21.12.14

Vitamin B12 foods: What are they and why are they

Vitamin B12 foods: What are they and why are they good for you? We all know that it makes good sense to aim for a well-balanced diet. A mix ... thumbnail 1 summary
Vitamin B12 foods: What are they and why are they good for you?

We all know that it makes good sense to aim for a well-balanced diet. A mix of protein, dairy, whole grains, and plenty of produce helps prevent a variety of diseases and conditions, while promoting general good health. The well-balanced diet provides adequate quantities of each of the nutrients our bodies require. Here, we put the spotlight on just one such nutrient, in the B-complex group, vitamin B12. Making sure you get sufficient amounts of vitamin B12 foods is more critical than you might have thought. Let's take a look and see why.

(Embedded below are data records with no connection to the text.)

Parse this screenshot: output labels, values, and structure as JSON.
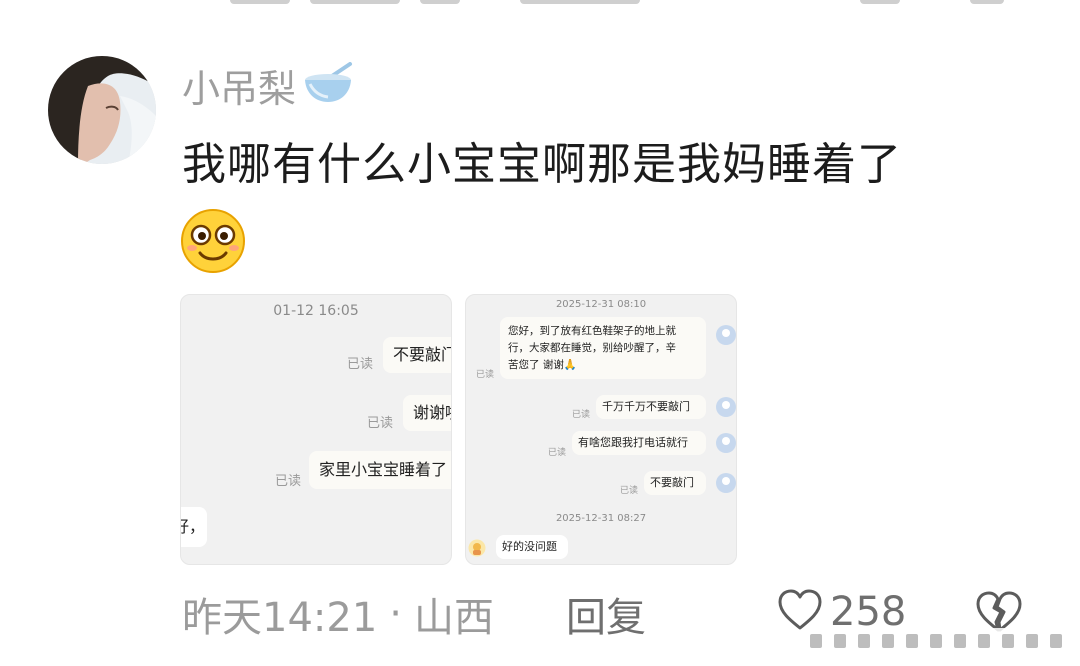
{
  "comment": {
    "username": "小吊梨",
    "text": "我哪有什么小宝宝啊那是我妈睡着了",
    "time": "昨天14:21",
    "separator": "·",
    "location": "山西",
    "reply_label": "回复",
    "like_count": "258"
  },
  "screenshot_left": {
    "timestamp": "01-12 16:05",
    "messages": [
      {
        "read": "已读",
        "text": "不要敲门"
      },
      {
        "read": "已读",
        "text": "谢谢啦"
      },
      {
        "read": "已读",
        "text": "家里小宝宝睡着了"
      }
    ],
    "partial_incoming": "好，"
  },
  "screenshot_right": {
    "timestamp_top": "2025-12-31 08:10",
    "message_long": [
      "您好，到了放有红色鞋架子的地上就",
      "行，大家都在睡觉，别给吵醒了，辛",
      "苦您了 谢谢🙏"
    ],
    "messages": [
      {
        "read": "已读",
        "text": "千万千万不要敲门"
      },
      {
        "read": "已读",
        "text": "有啥您跟我打电话就行"
      },
      {
        "read": "已读",
        "text": "不要敲门"
      }
    ],
    "read_long": "已读",
    "timestamp_bottom": "2025-12-31 08:27",
    "reply_incoming": "好的没问题"
  },
  "colors": {
    "username": "#9e9e9e",
    "bubble": "#fbfaf6",
    "screenshot_bg": "#f1f1f1",
    "avatar_small": "#c7d8ee"
  },
  "icons": {
    "bowl": "bowl-icon",
    "emoji": "smiley-emoji-icon",
    "like": "heart-icon",
    "dislike": "broken-heart-icon"
  }
}
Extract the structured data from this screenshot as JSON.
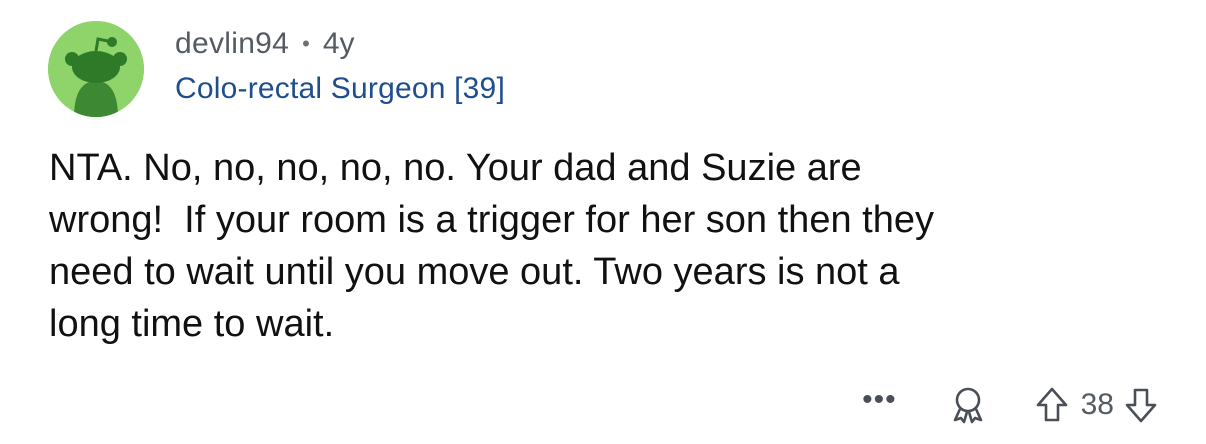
{
  "comment": {
    "username": "devlin94",
    "separator": "•",
    "age": "4y",
    "flair": "Colo-rectal Surgeon [39]",
    "body": "NTA. No, no, no, no, no. Your dad and Suzie are\nwrong!  If your room is a trigger for her son then they\nneed to wait until you move out. Two years is not a\nlong time to wait."
  },
  "actions": {
    "more_label": "•••",
    "score": "38",
    "icons": [
      "snoo-avatar-icon",
      "award-icon",
      "upvote-arrow-icon",
      "downvote-arrow-icon"
    ]
  },
  "colors": {
    "avatar_bg": "#8ed46a",
    "avatar_figure": "#2f7a28",
    "flair_text": "#1f4e8f",
    "meta_text": "#555b63",
    "body_text": "#111111"
  }
}
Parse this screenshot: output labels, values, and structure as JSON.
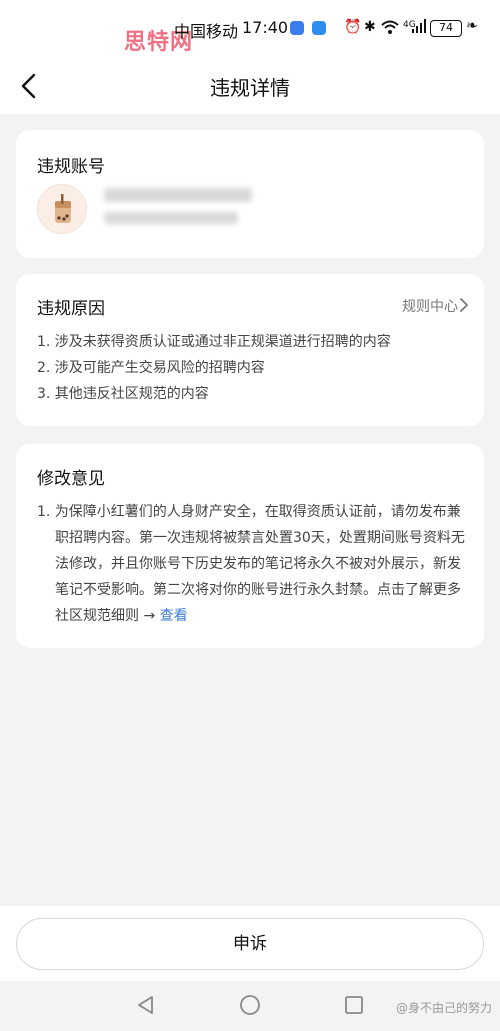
{
  "status_bar": {
    "watermark": "思特网",
    "carrier": "中国移动",
    "time": "17:40",
    "signal_label": "4G",
    "battery": "74"
  },
  "header": {
    "title": "违规详情"
  },
  "account_card": {
    "title": "违规账号"
  },
  "reason_card": {
    "title": "违规原因",
    "rules_link": "规则中心",
    "items": [
      "1. 涉及未获得资质认证或通过非正规渠道进行招聘的内容",
      "2. 涉及可能产生交易风险的招聘内容",
      "3. 其他违反社区规范的内容"
    ]
  },
  "advice_card": {
    "title": "修改意见",
    "text": "1. 为保障小红薯们的人身财产安全，在取得资质认证前，请勿发布兼职招聘内容。第一次违规将被禁言处置30天，处置期间账号资料无法修改，并且你账号下历史发布的笔记将永久不被对外展示，新发笔记不受影响。第二次将对你的账号进行永久封禁。点击了解更多社区规范细则 → ",
    "link": "查看"
  },
  "bottom": {
    "appeal_button": "申诉"
  },
  "overlay": {
    "weibo_watermark": "@身不由己的努力"
  },
  "colors": {
    "link": "#3b7cd6",
    "page_bg": "#f3f3f5",
    "watermark": "#ef5a6d"
  },
  "icons": [
    "back-arrow-icon",
    "chevron-right-icon",
    "avatar-drink-icon",
    "nav-back-icon",
    "nav-home-icon",
    "nav-recents-icon"
  ]
}
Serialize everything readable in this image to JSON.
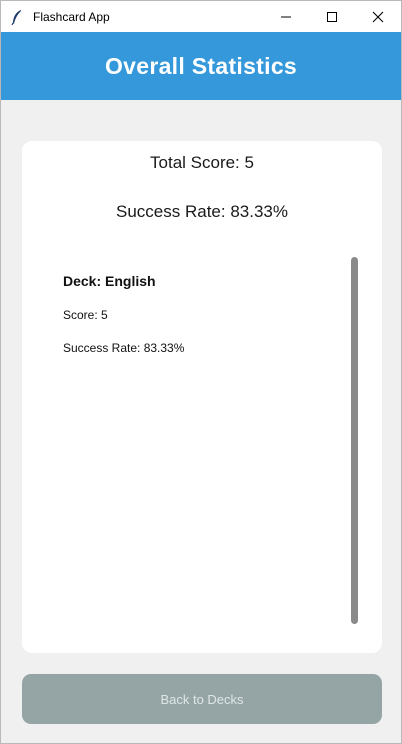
{
  "window": {
    "title": "Flashcard App",
    "icon": "feather-icon"
  },
  "header": {
    "title": "Overall Statistics",
    "background": "#3498db"
  },
  "stats": {
    "total_score": "Total Score: 5",
    "success_rate": "Success Rate: 83.33%"
  },
  "decks": [
    {
      "name": "Deck: English",
      "score": "Score: 5",
      "success_rate": "Success Rate: 83.33%"
    }
  ],
  "footer": {
    "back_label": "Back to Decks",
    "button_color": "#95a5a6"
  }
}
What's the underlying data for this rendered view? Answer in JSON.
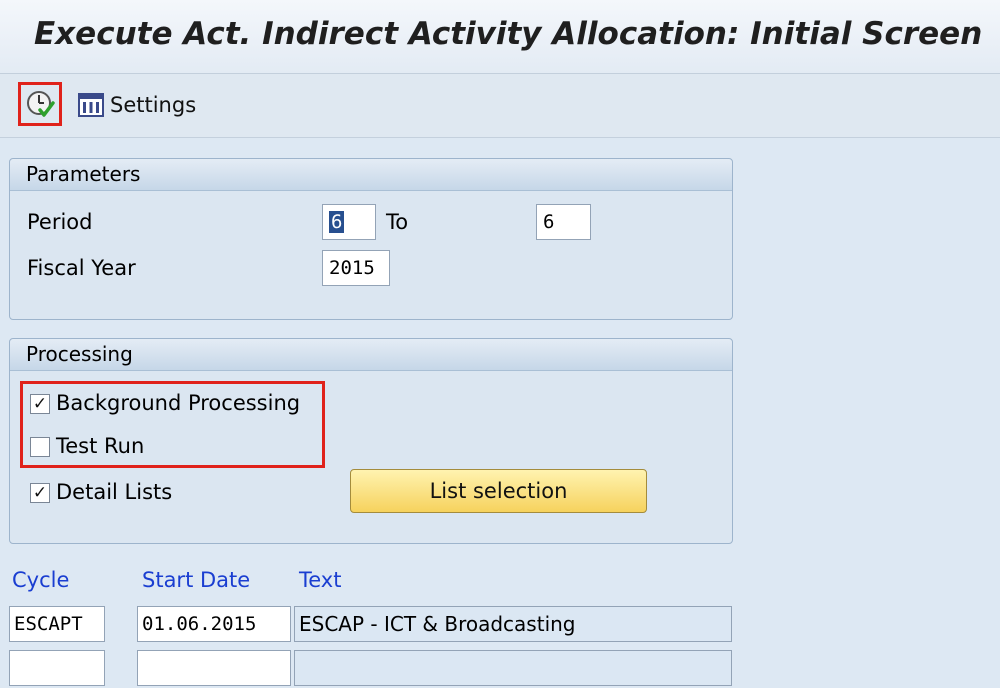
{
  "window": {
    "title": "Execute Act. Indirect Activity Allocation: Initial Screen"
  },
  "toolbar": {
    "execute_icon": "execute-clock-check-icon",
    "settings_icon": "columns-settings-icon",
    "settings_label": "Settings"
  },
  "parameters": {
    "header": "Parameters",
    "period_label": "Period",
    "period_from": "6",
    "to_label": "To",
    "period_to": "6",
    "fiscal_year_label": "Fiscal Year",
    "fiscal_year": "2015"
  },
  "processing": {
    "header": "Processing",
    "background_label": "Background Processing",
    "background_checked": true,
    "test_run_label": "Test Run",
    "test_run_checked": false,
    "detail_lists_label": "Detail Lists",
    "detail_lists_checked": true,
    "list_selection_label": "List selection"
  },
  "cycles": {
    "columns": [
      "Cycle",
      "Start Date",
      "Text"
    ],
    "rows": [
      {
        "cycle": "ESCAPT",
        "start_date": "01.06.2015",
        "text": "ESCAP - ICT & Broadcasting"
      },
      {
        "cycle": "",
        "start_date": "",
        "text": ""
      }
    ]
  },
  "colors": {
    "highlight": "#e0221b",
    "link_blue": "#1a3ed1",
    "button_yellow": "#f6d25d"
  }
}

Absorption of vitamin B12 involves a complex metabolic process: as we age, our bodies become less able to assimilate this important nutrient. If you're over 50, it's more likely that you will develop a vitamin B12 deficiency. The result? You become more susceptible to heart disease, with an increased risk of stroke and vision problems, including cataracts. Many clinical studies have also indicated a possible relationship between vitamin B12 deficiency and multiple sclerosis. Most medical professionals agree that inadequate quantities of vitamin B12 causes depression. Given these consequences, it's clear that vitamin B12 foods are an important consideration in our diets. Here, we identify the major vitamin B12 food sources.

Meat, particularly organ meats, such as liver and kidney, are high in vitamin B12. If you don't care for organ meats, other excellent vitamin B12 foods include fish, poultry, and beef. For example, just a three ounce portion of salmon or trout provides a whopping 80% of your daily B12 requirement.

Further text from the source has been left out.